Enable TLS 1.2 for legacy .NET 4.0 applications

Aug 22, 2020  

Servers should not longer serve HTTPS over the deprecated protocols TLS 1.0 and TLS 1.1. Modern web browsers are enforcing the move to TLS 1.2 by showing warnings about the HTTPS connection not beeing secure if the server still accepts the older cryptographic suites. Google led the way with the deprecation of TLS 1.0 and 1.1 in Chrome 72. Firefox disabled TLS 1.0 and 1.1 by default in January 2020.

Hey, my tools can’t talk TLS 1.2!

We switched off the old TLS versions on our servers in 2019. Immediately, some customers started complaining that their tools could no longer talk to our servers, as they were still using older Windows versions.

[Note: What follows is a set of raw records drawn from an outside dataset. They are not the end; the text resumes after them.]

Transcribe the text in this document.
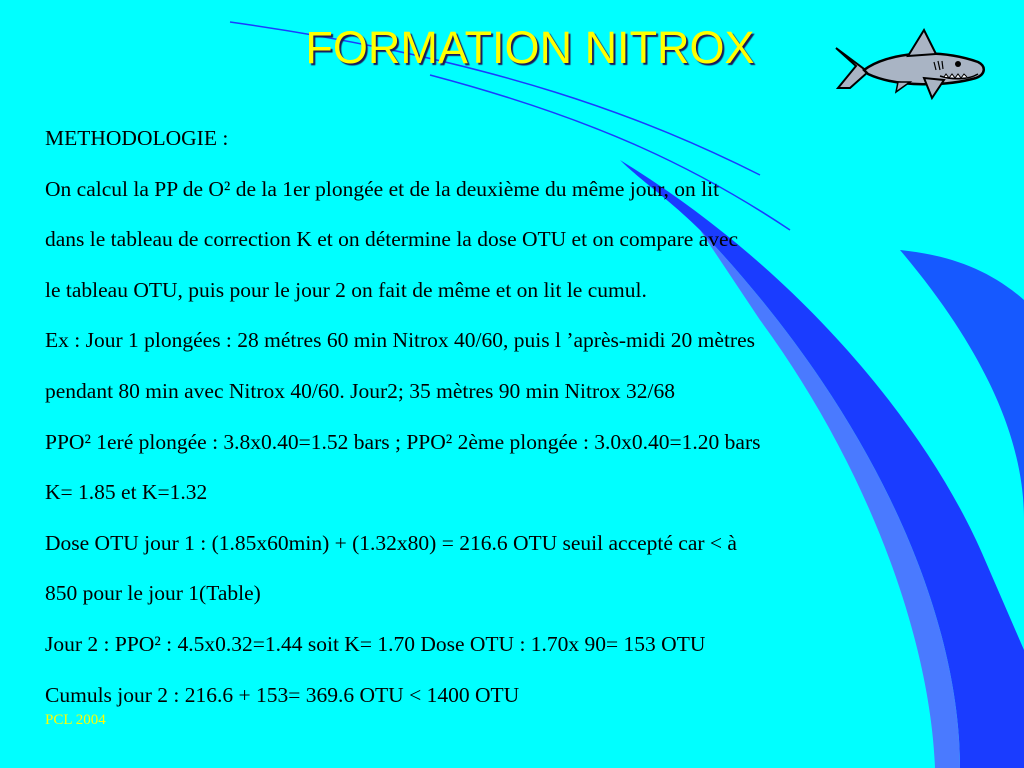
FORMATION NITROX
METHODOLOGIE :
On calcul la PP de O² de la 1er plongée et de la deuxième du même jour, on lit
dans le tableau de correction K et on détermine la dose OTU et on compare avec
le tableau OTU, puis pour le jour 2 on fait de même et on lit le cumul.
Ex : Jour 1 plongées : 28 métres 60 min Nitrox 40/60, puis l ’après-midi 20 mètres
pendant 80 min avec Nitrox 40/60. Jour2; 35 mètres 90 min Nitrox 32/68
PPO² 1eré plongée : 3.8x0.40=1.52 bars ; PPO² 2ème plongée : 3.0x0.40=1.20 bars
K= 1.85 et K=1.32
Dose OTU jour 1 : (1.85x60min) + (1.32x80) = 216.6 OTU seuil accepté car < à
850 pour le jour 1(Table)
Jour 2 : PPO² : 4.5x0.32=1.44 soit K= 1.70 Dose OTU : 1.70x 90= 153 OTU
Cumuls jour 2 : 216.6 + 153= 369.6 OTU < 1400 OTU
PCL 2004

We kept a server around, accepting old TLS versions, and asked out customers to configure their DNS to continue to use the legacy server.

.NET 4.0 can’t talk TLS 1.2

After several months, I came across a similar issue on perfectly up-to-date Windows 10 computers: some tool failed to connect over HTTPS to our public server using TLS 1.2.

After investigation, it appeared that the tool was based on .NET 4.0, which obviously does not support TLS 1.2 out of the box.

Updating the tool to .NET 4.8 would certainly solve the issue, but it would be quite time consuming (we cannot simply recompile it: the tool was being deployed using technologies which are, alas, no longer supported by current Visual Studio versions).

.NET 4.0 can be configured to talk TLS 1.2

Fortunately, Microsoft provides a way to enable TLS 1.2 on .NET 4.0.

For this, open HKEY_LOCAL_MACHINE\SOFTWARE\Microsoft\.NETFramework\v4.0.30319 in regedit as an administrator and add two DWORD values:

  • SchUseStrongCrypto → 1
  • SystemDefaultTlsVersions → 1

For 32-bit applications running on 64-bit systems, do the same on the matching WOW6432Node

The same configuration can also be applied to .NET 2.0.